Sclerites on the calyx and stem of the putative Entoproct Cotyledion tylodes from the Cambrian Chengjiang Fauna of Yunnan, China. (a) Entire specimen, dashed boxes indicate positions of (b) and (d), note the seemingly increased arrays of sclerites; (b), details of (a) as indicated; note the elongate sclerites marked by an arrow; (d), Enlargement of (a) as indicated, showing the merged two sclerites indicated by two arrows. Zhang et al. (2013).

However like the modern Entoprocts Cotyledion tylodes has a U-shaped gut, with both the mouth and anus inside the ring of the lophophore, a trait which is considered to be unique to, and indicative of, the Entoprocts.

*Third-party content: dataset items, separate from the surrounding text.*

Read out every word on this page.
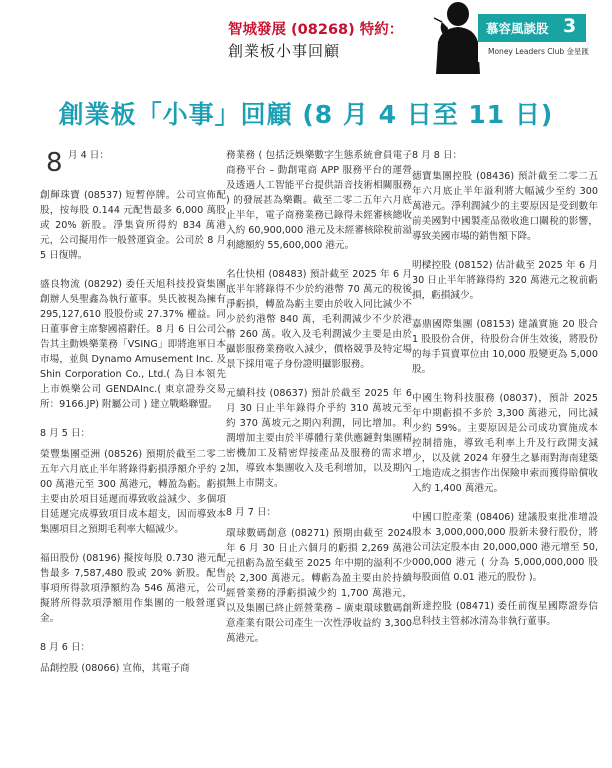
智城發展 (08268) 特約：
創業板小事回顧
慕容風談股 3
Money Leaders Club 金星匯
創業板「小事」回顧 (8 月 4 日至 11 日)
8 月 4 日：

創輝珠寶 (08537) 短暫停牌。公司宣佈配股，按每股 0.144 元配售最多 6,000 萬股或 20% 新股。淨集資所得約 834 萬港元，公司擬用作一般營運資金。公司於 8 月 5 日復牌。

盛良物流 (08292) 委任天旭科技投資集團創辦人吳聖鑫為執行董事。吳氏被視為擁有 295,127,610 股股份或 27.37% 權益。同日董事會主席黎國禧辭任。8 月 6 日公司公告其主動娛樂業務「VSING」即將進軍日本市場，並與 Dynamo Amusement Inc. 及 Shin Corporation Co., Ltd.( 為日本領先上市娛樂公司 GENDAInc.( 東京證券交易所：9166.JP) 附屬公司 ) 建立戰略聯盟。

8 月 5 日：

榮豐集團亞洲 (08526) 預期於截至二零二五年六月底止半年將錄得虧損淨額介乎約 200 萬港元至 300 萬港元，轉盈為虧。虧損主要由於項目延遲而導致收益減少、多個項目延遲完成導致項目成本超支，因而導致本集團項目之預期毛利率大幅減少。

福田股份 (08196) 擬按每股 0.730 港元配售最多 7,587,480 股或 20% 新股。配售事項所得款項淨額約為 546 萬港元，公司擬將所得款項淨額用作集團的一般營運資金。

8 月 6 日：

品創控股 (08066) 宣佈，其電子商

務業務 ( 包括泛娛樂數字生態系統會員電子商務平台 – 動創電商 APP 服務平台的運營及透過人工智能平台提供語音技術相關服務 ) 的發展甚為樂觀。截至二零二五年六月底止半年，電子商務業務已錄得未經審核總收入約 60,900,000 港元及未經審核除稅前溢利總額約 55,600,000 港元。

名仕快相 (08483) 預計截至 2025 年 6 月底半年將錄得不少於約港幣 70 萬元的稅後淨虧損，轉盈為虧主要由於收入同比減少不少於約港幣 840 萬，毛利潤減少不少於港幣 260 萬。收入及毛利潤減少主要是由於攝影服務業務收入減少，價格競爭及特定場景下採用電子身份證明攝影服務。

元續科技 (08637) 預計於截至 2025 年 6 月 30 日止半年錄得介乎約 310 萬坡元至約 370 萬坡元之期內利潤，同比增加。利潤增加主要由於半導體行業供應鏈對集團精密機加工及精密焊接產品及服務的需求增加，導致本集團收入及毛利增加，以及期內無上市開支。

8 月 7 日：

環球數碼創意 (08271) 預期由截至 2024 年 6 月 30 日止六個月的虧損 2,269 萬港元扭虧為盈至截至 2025 年中期的溢利不少於 2,300 萬港元。轉虧為盈主要由於持續經營業務的淨虧損減少約 1,700 萬港元，以及集團已終止經營業務 – 廣東環球數碼創意產業有限公司產生一次性淨收益約 3,300 萬港元。

8 月 8 日：

德寶集團控股 (08436) 預計截至二零二五年六月底止半年溢利將大幅減少至約 300 萬港元。淨利潤減少的主要原因是受到數年前美國對中國製產品徵收進口關稅的影響，導致美國市場的銷售額下降。

明樑控股 (08152) 估計截至 2025 年 6 月 30 日止半年將錄得約 320 萬港元之稅前虧損，虧損減少。

嘉鼎國際集團 (08153) 建議實施 20 股合 1 股股份合併，待股份合併生效後，將股份的每手買賣單位由 10,000 股變更為 5,000 股。

中國生物科技服務 (08037)，預計 2025 年中期虧損不多於 3,300 萬港元，同比減少約 59%。主要原因是公司成功實施成本控制措施，導致毛利率上升及行政開支減少，以及就 2024 年發生之暴雨對海南建築工地造成之損害作出保險申索而獲得賠償收入約 1,400 萬港元。

中國口腔產業 (08406) 建議股東批准增設股本 3,000,000,000 股新未發行股份，將公司法定股本由 20,000,000 港元增至 50,000,000 港元 ( 分為 5,000,000,000 股每股面值 0.01 港元的股份 )。

新達控股 (08471) 委任前復星國際證券信息科技主管郝冰清為非執行董事。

(c) A laterally compressed specimen of Cotyledion tylodes attached to the gena of a trilobite, showing U-shaped gut with 3-D buccal cavity and enlongate anal tube enclosed inside an apertural cavity; (d), interpretative drawing of the same. The hemispheric buccal cavity with basal mouth (anterior) and elongate anal papillae (posterior) marked with solid arrows and hollow arrows, respectively. Zhang et al. (2013).

While the presence of a shelly exoskeleton made up of numerous sclerites would not be predicted in a fossil relative of the modern Entoprocts by examination of the animals alone, this is a trait thought to have been present in early members of several other Lophotrochozoan groups, notably the Molluscs, Anelids, Brachiopods and Phoronids, so to find such a covering in an Entoproct is not a complete surprise. Cotyledion tylodes also has a larger body and more complex body-plan than any modern Entoproct, but again this is not completely unexpected. Evolution proceeds by simplification as often as by increased complexity, and many Early Cambrian fossils show unexpected features not seen in their modern relatives.

Reconstruction of Cotyledion tylodes in life position. Zhang et al. (2013).